We’re likely to see many more true wireless launches in the months and years to come
Although I’ve been reviewing TWS earphones since as far back as 2016, many big names in the space have been rather late to the game, including Sony itself. The company only recently launched the WF-SP800N and WF-XB700, its first true wireless earphones in India. Now, the company has brought it the WF-1000XM3 as well, its flagship true wireless headset, priced at Rs. 19,990 in India. It has been launched a full year after the global launch, something Sony’s Balan says is because of the global pandemic, which put earlier launch plans on hold.
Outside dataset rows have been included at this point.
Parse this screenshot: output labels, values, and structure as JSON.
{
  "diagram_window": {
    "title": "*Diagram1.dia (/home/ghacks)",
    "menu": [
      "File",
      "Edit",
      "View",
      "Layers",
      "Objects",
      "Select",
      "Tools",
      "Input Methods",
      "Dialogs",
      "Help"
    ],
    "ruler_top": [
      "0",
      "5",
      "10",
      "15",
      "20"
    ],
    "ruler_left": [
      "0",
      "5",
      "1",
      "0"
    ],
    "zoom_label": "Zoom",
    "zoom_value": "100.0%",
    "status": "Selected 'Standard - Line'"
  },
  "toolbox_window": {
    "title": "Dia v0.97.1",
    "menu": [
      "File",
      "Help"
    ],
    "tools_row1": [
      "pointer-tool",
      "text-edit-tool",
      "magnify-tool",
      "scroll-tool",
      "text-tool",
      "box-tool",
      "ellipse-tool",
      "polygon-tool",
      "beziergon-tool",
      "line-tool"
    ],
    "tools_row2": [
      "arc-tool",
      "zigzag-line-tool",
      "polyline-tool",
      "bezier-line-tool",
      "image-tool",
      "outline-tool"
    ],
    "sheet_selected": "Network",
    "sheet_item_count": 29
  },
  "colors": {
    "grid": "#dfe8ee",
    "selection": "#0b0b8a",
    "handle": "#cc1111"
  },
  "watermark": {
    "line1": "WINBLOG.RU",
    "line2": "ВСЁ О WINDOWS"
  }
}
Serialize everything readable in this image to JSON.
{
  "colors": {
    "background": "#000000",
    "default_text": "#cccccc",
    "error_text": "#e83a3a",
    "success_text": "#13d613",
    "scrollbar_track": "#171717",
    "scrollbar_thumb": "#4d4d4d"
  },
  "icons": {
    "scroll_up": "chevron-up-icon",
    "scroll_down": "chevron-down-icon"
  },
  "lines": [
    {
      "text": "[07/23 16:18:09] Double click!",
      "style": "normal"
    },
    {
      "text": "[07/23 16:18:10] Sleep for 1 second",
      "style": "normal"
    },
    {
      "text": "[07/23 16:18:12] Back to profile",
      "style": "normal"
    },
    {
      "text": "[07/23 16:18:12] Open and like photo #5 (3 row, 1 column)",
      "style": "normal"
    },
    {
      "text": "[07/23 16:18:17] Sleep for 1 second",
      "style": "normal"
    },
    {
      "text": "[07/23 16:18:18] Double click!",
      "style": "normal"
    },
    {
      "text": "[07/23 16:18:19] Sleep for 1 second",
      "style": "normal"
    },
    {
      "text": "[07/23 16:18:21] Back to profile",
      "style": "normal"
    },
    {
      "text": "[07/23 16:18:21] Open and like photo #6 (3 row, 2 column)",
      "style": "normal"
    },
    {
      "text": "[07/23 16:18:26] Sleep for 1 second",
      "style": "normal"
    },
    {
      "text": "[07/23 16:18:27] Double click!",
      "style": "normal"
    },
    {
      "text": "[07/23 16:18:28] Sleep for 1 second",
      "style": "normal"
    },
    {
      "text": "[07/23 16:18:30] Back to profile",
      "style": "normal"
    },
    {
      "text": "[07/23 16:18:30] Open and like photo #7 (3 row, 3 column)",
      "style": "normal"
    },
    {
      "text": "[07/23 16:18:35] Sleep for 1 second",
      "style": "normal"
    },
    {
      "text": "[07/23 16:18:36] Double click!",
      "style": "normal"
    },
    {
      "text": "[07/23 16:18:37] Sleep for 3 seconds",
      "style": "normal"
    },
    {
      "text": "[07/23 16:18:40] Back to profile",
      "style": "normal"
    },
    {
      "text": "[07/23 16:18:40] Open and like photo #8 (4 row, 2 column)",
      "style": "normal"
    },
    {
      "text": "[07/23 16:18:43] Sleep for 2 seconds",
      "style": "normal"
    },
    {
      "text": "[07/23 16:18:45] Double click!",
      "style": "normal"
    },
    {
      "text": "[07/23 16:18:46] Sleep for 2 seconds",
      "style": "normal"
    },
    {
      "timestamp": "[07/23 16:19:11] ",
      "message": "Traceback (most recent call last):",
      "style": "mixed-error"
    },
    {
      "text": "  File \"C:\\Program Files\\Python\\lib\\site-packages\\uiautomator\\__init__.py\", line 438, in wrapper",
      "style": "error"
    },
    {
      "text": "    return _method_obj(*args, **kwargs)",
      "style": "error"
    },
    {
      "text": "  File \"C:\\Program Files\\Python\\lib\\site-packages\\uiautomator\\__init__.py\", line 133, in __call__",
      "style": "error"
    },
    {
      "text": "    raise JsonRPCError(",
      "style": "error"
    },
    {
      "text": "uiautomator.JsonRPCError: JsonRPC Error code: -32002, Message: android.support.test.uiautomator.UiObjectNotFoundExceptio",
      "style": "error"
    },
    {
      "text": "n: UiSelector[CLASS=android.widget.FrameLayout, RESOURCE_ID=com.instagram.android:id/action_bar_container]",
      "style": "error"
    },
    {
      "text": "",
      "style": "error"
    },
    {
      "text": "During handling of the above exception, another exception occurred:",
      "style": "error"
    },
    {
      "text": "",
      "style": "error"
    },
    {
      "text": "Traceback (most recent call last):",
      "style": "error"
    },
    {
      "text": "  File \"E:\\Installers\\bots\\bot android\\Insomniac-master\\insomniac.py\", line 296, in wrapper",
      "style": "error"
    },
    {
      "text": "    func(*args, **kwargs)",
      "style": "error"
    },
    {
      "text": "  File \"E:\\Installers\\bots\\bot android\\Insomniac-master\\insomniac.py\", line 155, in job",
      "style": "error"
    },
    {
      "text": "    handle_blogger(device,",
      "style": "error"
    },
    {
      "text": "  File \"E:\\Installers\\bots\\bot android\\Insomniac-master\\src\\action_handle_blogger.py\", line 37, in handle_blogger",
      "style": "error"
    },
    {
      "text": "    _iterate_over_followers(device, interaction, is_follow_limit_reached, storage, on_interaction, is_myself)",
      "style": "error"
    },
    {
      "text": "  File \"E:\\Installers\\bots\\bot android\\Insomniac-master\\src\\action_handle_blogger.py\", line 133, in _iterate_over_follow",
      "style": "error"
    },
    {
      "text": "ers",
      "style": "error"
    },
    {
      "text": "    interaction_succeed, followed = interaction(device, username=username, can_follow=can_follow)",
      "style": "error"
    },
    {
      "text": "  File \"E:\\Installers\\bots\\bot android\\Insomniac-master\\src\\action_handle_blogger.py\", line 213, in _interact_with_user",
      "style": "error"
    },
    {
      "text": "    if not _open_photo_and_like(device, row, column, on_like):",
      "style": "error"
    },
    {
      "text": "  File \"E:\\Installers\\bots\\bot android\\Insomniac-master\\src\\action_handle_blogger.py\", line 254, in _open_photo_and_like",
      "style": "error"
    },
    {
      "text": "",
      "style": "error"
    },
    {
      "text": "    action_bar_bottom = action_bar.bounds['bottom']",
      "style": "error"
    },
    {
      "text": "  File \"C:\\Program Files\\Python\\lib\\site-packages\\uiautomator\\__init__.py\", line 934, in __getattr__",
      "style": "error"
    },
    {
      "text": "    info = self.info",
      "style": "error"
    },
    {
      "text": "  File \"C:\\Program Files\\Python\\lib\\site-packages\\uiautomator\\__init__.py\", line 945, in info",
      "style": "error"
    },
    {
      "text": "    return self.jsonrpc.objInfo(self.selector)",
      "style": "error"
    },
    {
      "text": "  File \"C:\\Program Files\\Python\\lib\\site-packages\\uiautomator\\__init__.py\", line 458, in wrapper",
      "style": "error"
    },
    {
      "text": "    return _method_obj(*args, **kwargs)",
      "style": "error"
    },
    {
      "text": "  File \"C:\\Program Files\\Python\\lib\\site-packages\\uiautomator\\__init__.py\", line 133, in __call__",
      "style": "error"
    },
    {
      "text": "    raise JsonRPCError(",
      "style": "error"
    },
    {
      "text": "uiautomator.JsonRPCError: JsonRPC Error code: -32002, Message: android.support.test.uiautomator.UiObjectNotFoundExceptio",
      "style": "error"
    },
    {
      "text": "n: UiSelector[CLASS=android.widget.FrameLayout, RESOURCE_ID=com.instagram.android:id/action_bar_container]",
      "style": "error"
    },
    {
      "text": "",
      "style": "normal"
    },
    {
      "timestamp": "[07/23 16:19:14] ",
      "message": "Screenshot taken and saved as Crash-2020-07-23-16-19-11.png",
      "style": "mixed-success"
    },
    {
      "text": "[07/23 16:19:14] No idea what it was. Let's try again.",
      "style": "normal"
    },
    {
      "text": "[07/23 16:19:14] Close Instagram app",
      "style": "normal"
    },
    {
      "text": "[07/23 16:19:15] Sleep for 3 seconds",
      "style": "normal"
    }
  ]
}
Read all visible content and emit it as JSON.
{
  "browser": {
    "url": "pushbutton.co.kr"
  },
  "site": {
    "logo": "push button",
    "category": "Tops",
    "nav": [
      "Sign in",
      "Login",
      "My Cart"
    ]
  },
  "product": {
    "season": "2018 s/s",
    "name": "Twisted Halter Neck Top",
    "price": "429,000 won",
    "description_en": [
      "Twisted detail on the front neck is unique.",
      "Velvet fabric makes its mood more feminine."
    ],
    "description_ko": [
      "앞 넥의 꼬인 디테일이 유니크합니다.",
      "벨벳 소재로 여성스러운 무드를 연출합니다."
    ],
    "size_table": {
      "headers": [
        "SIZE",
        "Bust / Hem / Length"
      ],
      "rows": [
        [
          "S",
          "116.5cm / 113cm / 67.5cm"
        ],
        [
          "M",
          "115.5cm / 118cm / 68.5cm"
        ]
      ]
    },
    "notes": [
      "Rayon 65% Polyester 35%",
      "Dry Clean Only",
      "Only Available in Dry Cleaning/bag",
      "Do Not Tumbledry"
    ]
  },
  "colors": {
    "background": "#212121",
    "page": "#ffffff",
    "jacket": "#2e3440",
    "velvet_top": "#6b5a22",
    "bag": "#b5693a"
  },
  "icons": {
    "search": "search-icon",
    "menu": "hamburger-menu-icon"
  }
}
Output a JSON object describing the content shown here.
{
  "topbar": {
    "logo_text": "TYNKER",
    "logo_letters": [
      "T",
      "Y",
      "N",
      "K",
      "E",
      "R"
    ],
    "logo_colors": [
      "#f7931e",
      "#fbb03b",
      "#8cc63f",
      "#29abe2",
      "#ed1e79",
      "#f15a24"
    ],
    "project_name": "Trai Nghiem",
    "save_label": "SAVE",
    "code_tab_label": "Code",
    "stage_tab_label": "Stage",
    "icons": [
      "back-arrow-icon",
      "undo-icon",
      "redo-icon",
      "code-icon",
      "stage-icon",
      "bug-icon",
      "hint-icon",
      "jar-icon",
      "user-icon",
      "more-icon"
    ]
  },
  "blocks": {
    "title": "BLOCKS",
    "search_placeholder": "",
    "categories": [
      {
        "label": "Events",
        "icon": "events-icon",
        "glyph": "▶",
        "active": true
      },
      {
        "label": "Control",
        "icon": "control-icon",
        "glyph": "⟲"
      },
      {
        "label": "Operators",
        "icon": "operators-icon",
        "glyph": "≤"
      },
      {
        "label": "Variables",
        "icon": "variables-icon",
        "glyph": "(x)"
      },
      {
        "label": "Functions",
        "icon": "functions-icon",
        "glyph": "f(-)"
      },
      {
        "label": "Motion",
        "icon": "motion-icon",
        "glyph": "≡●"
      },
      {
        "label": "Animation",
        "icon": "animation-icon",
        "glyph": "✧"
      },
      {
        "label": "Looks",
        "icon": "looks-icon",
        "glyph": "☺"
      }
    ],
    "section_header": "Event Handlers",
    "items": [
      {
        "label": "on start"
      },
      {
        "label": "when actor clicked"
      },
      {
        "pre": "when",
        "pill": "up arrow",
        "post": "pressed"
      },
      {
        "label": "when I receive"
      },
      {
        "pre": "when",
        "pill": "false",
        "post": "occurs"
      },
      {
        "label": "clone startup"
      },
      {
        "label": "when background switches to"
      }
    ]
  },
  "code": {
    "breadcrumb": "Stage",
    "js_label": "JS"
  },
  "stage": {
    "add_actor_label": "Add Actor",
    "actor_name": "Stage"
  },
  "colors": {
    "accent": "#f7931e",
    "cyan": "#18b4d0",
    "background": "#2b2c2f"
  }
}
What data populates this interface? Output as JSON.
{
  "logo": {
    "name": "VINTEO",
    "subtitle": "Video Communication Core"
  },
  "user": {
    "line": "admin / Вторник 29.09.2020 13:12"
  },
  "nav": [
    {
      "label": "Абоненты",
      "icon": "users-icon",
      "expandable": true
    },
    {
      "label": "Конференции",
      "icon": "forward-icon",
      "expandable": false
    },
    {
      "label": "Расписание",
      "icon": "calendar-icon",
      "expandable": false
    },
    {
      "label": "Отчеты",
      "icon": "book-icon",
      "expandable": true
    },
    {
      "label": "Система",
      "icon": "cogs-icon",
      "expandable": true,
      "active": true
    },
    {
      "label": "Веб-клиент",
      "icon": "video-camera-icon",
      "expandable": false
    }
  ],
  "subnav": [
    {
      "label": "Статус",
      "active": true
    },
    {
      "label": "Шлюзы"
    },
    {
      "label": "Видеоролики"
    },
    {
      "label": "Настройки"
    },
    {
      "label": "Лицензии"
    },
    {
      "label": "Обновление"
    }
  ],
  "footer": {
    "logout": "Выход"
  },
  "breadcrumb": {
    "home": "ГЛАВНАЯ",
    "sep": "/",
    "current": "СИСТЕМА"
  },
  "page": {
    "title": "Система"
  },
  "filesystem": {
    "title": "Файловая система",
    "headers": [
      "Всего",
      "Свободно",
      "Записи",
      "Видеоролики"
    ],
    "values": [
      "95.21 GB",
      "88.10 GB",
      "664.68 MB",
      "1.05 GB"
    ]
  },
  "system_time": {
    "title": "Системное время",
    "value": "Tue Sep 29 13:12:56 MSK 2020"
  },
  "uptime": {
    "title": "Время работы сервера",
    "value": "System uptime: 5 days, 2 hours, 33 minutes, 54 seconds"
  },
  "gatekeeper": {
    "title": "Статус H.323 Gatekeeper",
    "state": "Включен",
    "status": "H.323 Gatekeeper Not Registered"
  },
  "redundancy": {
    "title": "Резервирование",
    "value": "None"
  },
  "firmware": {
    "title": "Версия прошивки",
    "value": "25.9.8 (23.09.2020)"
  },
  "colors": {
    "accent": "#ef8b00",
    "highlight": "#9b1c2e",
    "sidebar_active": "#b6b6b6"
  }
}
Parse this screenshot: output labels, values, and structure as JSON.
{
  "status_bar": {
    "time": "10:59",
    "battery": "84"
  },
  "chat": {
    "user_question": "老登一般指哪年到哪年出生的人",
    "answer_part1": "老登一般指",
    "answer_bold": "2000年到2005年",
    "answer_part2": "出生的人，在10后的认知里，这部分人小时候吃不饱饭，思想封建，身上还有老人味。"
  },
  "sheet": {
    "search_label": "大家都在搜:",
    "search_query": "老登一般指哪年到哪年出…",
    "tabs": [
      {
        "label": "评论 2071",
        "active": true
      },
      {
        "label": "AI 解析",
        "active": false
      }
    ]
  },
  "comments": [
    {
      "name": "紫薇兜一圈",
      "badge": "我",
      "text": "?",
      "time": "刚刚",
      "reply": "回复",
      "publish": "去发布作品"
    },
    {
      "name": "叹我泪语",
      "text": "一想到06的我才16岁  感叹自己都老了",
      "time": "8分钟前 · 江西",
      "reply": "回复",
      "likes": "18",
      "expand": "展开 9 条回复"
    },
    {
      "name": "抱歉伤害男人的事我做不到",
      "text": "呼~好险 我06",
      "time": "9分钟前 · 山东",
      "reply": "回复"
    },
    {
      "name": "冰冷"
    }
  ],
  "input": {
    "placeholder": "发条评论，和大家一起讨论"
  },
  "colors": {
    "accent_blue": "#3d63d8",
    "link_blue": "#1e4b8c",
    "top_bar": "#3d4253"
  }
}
With businesses slowly starting to reopen, Sony has decided to get into the space and take on Apple’s dominance in the true wireless segment in India. “We were studying the market carefully for bringing in right kind of product for Indian market. After studying requirement of customers, their preferences and analysing market developments in various price segments, we have introduced a strong line-up in the mass as well as premium segment. We have also entered the mass market of with our recently launched Extra Bass Truly Wireless Headphones WF-XB700, priced at Rs. 9,990,” says Balan.
Even in the affordable space, there’s no shortage of options in India. OnePlus made its much-awaited debut with the Rs. 4,990 Buds, Vivo launched the TWS Neo with aptX support for Rs. 5,990, and the Redmi Earbuds S proved that good sound can be got on true wireless earphones without burning a massive hole in your wallet. If you’re looking for active noise cancellation but don’t want to spend too much, the Huawei Freebuds 3i offers this feature for Rs. 9,990.
All of this makes one thing clear: true wireless earphones are the future. While all other form factors will always be around, the day isn’t far away when practically everyone owns a pair of true wireless earphones.